Suk-Hwan Kang
Dr. Suk-Hwan Kang is the director of the Clean Energy Conversion Center at the Institute for Advanced Engineering (Korea). He is working on CO2 capture and conversion, including hydrogen production (steam reforming, auto-thermal reforming, dry reforming, etc.). He is currently carrying out the projects with support from the Ministry of Science and ICT, the Ministry of Trade, Industry and Energy, and the Ministry of Environment. Results from the above research areas have been published in more than 50 papers in Applied Catal. B, Fuel Process. Technol., and other journals. He also serves as vice president of the Korean Society of Energy & Climate Change (KOSECC) and a board member of the Korea Society of Clean Technology and the Korean Society of Industrial and Engineering Chemistry (KSIEC).

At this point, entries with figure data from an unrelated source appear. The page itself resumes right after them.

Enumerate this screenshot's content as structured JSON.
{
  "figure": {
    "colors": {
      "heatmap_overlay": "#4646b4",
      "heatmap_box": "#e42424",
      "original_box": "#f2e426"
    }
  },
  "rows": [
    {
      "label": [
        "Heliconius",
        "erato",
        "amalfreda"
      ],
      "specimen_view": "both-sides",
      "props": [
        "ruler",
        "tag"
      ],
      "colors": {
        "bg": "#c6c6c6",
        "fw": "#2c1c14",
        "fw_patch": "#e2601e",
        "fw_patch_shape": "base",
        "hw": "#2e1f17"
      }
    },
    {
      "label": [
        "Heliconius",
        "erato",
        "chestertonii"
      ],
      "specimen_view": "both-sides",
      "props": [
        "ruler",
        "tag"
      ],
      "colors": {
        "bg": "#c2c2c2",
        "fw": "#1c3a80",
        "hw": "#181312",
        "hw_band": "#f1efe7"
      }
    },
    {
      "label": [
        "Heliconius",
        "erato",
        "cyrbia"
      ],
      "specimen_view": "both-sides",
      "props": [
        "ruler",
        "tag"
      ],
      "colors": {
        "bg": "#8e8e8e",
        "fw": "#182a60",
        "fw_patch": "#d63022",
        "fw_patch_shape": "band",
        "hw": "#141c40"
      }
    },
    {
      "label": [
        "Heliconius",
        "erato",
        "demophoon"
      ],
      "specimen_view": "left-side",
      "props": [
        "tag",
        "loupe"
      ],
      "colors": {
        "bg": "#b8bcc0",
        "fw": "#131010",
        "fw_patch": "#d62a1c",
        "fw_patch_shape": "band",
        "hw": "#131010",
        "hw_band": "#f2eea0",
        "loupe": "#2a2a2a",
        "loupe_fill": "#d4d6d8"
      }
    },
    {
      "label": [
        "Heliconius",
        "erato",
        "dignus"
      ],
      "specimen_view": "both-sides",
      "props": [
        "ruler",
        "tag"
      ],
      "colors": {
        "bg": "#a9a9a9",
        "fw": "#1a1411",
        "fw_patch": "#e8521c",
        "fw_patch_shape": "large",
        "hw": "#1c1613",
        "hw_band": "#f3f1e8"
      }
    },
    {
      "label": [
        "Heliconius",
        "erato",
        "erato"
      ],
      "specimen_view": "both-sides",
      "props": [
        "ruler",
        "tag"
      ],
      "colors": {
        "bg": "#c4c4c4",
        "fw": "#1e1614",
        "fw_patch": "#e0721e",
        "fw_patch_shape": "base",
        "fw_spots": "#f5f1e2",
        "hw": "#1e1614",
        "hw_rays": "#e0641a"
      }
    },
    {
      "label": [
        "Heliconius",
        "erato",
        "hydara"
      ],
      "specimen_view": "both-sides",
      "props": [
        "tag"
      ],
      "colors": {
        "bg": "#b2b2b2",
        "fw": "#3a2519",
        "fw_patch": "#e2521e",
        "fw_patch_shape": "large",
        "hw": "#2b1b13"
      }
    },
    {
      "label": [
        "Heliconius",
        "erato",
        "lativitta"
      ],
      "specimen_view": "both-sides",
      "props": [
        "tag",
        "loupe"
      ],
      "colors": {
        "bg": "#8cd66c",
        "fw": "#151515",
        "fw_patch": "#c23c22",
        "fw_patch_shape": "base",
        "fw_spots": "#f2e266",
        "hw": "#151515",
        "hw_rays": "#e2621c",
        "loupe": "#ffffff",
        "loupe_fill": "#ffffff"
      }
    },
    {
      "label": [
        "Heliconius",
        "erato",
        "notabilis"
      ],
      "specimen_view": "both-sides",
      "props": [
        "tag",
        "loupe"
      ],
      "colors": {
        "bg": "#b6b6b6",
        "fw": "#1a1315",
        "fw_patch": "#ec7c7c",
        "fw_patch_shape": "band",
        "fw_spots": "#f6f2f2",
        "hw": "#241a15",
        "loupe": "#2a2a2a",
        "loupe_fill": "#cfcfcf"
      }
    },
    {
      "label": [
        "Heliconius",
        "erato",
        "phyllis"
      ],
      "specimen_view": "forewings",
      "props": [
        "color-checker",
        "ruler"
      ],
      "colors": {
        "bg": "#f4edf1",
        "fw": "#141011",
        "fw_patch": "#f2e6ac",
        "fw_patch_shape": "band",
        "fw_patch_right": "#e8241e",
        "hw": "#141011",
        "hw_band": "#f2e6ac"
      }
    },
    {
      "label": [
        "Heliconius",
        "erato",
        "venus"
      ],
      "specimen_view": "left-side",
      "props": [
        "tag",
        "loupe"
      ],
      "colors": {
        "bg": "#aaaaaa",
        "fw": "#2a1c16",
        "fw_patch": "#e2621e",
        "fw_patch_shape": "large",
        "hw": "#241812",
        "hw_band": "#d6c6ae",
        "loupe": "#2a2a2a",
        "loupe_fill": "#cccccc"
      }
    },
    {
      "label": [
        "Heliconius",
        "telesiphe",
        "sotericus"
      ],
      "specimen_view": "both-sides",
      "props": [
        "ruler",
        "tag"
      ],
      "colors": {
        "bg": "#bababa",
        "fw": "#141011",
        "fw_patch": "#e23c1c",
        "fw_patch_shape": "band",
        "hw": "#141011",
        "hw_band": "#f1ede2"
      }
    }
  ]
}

Presentation title: Dry auto-thermal reforming of CH4 for syngas production directly from flue gas with low CO2
Abstract: The climate change crisis has been warned by carious institutions, and today, disasters caused by such climate change are occurring around the world. Therefore, countries around the world are making various efforts to solve this climate change crisis, and ways to reduce greenhouse gases are recognized as one of them. CCU technology is a technology that converts carbon dioxide and is receiving high attention as a key technology for reducing greenhouse gases. However, conventional dry reforming of methane (DRM) utilizes CO2 at high concentrations, so a CO2 capture process is included, resulting in additional CO2 emissions. In addition, since DRM involves a strong endothermic reaction, the temperature of the catalyst is lowered during the reaction, causing problems such as coke generation, catalyst deactivation and reactor clogging. In order to solve the problem of DRM with CO2 capture, this study developed a dry auto-thermal reforming of methane (DARM) that produces syngas by directly reacting CH4 and CO2 gas with low oxygen concentration and without a carbon capture device.
This work was supported by the National Research Foundation of Korea(NRF) grant funded by the Korea government(MSIT) (Project No. NRF-2022M3J2A1053003).